Q: Why will small biotech Viva Basics customers be early Falcon adopters instead of large enterprise pharma customers? /
A: Viva Basics uses an entirely standardized product and process configuration, with identical setup across all Basics customers. If a Falcon agent works for one Basics customer, it will work for all, eliminating the customization and adaptation work required for large enterprise customers that have unique Vault configurations. Larger enterprises will require additional adaptation and testing, so Basics is a natural starting point for early Falcon rollout.
Q: What is the strategic rationale for the OSTRO acquisition, and how much did it contribute to the full-year guidance increase? /
A: OSTRO is a compliant AI engagement platform that lets biopharma deliver instantaneous answers to healthcare provider and patient questions directly on their digital channels. It integrates natively with Viva's existing commercial offerings, including Cross-X measurement and open evidence channels, and unlocks new commercial evidence insights by capturing unfiltered user questions. OSTRO contributes ~$10 million to the remaining three quarters of fiscal 2027, accounting for two-thirds of the $15 million increase in full-year commercial subscription guidance.

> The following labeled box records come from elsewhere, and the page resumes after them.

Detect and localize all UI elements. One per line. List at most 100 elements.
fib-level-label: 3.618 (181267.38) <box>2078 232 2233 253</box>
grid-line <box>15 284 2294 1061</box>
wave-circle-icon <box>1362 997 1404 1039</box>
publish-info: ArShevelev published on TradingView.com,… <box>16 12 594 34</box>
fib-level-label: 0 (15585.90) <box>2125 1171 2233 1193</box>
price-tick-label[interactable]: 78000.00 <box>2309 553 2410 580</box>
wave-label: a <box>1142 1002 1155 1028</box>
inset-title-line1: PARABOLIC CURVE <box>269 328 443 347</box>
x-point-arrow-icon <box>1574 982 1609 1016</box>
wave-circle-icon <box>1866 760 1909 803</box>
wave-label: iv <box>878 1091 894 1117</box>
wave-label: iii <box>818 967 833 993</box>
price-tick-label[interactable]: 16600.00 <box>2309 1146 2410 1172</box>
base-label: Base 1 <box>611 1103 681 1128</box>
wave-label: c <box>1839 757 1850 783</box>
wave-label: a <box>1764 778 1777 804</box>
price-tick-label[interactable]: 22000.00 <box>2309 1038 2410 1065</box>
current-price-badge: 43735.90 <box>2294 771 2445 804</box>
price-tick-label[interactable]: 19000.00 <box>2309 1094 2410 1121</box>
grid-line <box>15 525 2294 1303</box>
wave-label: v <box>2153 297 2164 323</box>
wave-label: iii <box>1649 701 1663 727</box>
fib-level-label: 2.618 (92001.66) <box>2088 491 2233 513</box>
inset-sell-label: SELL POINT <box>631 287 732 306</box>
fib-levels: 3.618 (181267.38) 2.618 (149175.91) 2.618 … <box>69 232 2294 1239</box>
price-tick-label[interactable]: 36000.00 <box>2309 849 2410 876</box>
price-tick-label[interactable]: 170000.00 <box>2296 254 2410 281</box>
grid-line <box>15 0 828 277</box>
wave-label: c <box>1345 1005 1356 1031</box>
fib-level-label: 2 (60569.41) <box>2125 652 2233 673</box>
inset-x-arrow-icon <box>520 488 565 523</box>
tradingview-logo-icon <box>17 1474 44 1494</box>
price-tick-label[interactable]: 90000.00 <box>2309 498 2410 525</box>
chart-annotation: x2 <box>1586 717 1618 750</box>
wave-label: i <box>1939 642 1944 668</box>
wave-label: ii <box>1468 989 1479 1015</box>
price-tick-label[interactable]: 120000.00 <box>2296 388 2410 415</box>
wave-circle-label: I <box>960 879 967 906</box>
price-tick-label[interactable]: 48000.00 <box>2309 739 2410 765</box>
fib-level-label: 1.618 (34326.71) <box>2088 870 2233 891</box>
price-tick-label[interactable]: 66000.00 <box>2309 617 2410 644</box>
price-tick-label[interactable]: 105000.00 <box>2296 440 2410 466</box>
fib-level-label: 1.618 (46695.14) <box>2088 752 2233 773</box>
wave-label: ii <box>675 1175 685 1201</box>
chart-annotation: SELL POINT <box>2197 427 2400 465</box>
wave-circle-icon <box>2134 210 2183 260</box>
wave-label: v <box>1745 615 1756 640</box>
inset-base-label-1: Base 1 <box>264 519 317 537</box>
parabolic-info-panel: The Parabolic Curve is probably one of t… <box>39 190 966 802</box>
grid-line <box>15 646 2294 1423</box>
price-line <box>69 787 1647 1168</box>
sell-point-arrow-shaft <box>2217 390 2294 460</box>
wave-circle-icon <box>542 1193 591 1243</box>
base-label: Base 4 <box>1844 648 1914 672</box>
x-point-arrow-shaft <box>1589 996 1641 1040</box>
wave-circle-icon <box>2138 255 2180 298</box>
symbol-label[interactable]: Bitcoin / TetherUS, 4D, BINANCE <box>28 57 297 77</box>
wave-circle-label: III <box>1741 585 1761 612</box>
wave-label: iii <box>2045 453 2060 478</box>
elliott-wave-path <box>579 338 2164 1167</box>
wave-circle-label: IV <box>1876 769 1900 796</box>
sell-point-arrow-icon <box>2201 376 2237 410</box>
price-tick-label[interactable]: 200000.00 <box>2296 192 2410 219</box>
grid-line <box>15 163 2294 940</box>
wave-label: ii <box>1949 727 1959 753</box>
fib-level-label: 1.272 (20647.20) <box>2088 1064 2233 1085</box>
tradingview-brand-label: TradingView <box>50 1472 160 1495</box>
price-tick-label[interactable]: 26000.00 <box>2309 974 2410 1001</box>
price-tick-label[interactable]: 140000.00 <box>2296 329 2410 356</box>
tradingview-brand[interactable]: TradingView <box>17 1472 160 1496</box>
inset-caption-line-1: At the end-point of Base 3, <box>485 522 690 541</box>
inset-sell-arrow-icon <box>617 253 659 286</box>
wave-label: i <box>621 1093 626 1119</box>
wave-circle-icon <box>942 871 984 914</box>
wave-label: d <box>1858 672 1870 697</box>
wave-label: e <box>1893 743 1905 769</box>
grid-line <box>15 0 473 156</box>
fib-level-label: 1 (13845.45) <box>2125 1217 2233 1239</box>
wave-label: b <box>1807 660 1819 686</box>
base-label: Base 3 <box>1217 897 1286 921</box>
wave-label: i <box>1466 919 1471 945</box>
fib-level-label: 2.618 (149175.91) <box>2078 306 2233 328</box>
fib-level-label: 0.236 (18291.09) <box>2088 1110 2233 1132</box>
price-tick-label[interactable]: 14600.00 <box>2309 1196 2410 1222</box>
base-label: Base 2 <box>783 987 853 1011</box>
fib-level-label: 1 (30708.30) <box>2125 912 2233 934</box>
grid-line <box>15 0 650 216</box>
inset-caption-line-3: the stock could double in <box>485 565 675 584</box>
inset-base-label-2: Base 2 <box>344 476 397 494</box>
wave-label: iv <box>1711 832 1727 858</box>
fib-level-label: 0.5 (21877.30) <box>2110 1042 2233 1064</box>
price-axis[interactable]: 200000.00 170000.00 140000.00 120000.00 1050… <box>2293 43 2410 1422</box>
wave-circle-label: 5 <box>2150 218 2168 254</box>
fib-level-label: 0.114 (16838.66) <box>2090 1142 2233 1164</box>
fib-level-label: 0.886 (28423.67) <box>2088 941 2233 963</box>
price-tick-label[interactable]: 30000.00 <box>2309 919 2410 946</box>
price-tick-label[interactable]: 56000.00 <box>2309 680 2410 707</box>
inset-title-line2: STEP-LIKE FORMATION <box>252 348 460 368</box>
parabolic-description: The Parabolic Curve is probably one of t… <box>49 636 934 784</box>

Q: Why did you only raise full-year guidance by $5 million after R&D outperformed full-year guide by a couple points in Q1? Is there hidden downside we should expect? /
A: The minimal guidance increase reflects the same dynamic we shared at the start of the year: R&D's strong growth is driven by early-cycle products that are still scaling. We are very happy with Q1 performance and the momentum from the quarter, and the conservatism is not tied to any hidden headwinds or expected weakness in the back half of the year.
Q: What is your update on top 20 large pharma CRM migrations, and how many do you expect to win? /
A: We have 10 wins out of our static 5-year-old top 20 list so far, with 4 decisions remaining to be made in the rest of 2027. We have an over 80% win rate in CRM this year, and we expect to win a majority of the 4 remaining decisions. We do not comment on a specific final number until all decisions are finalized.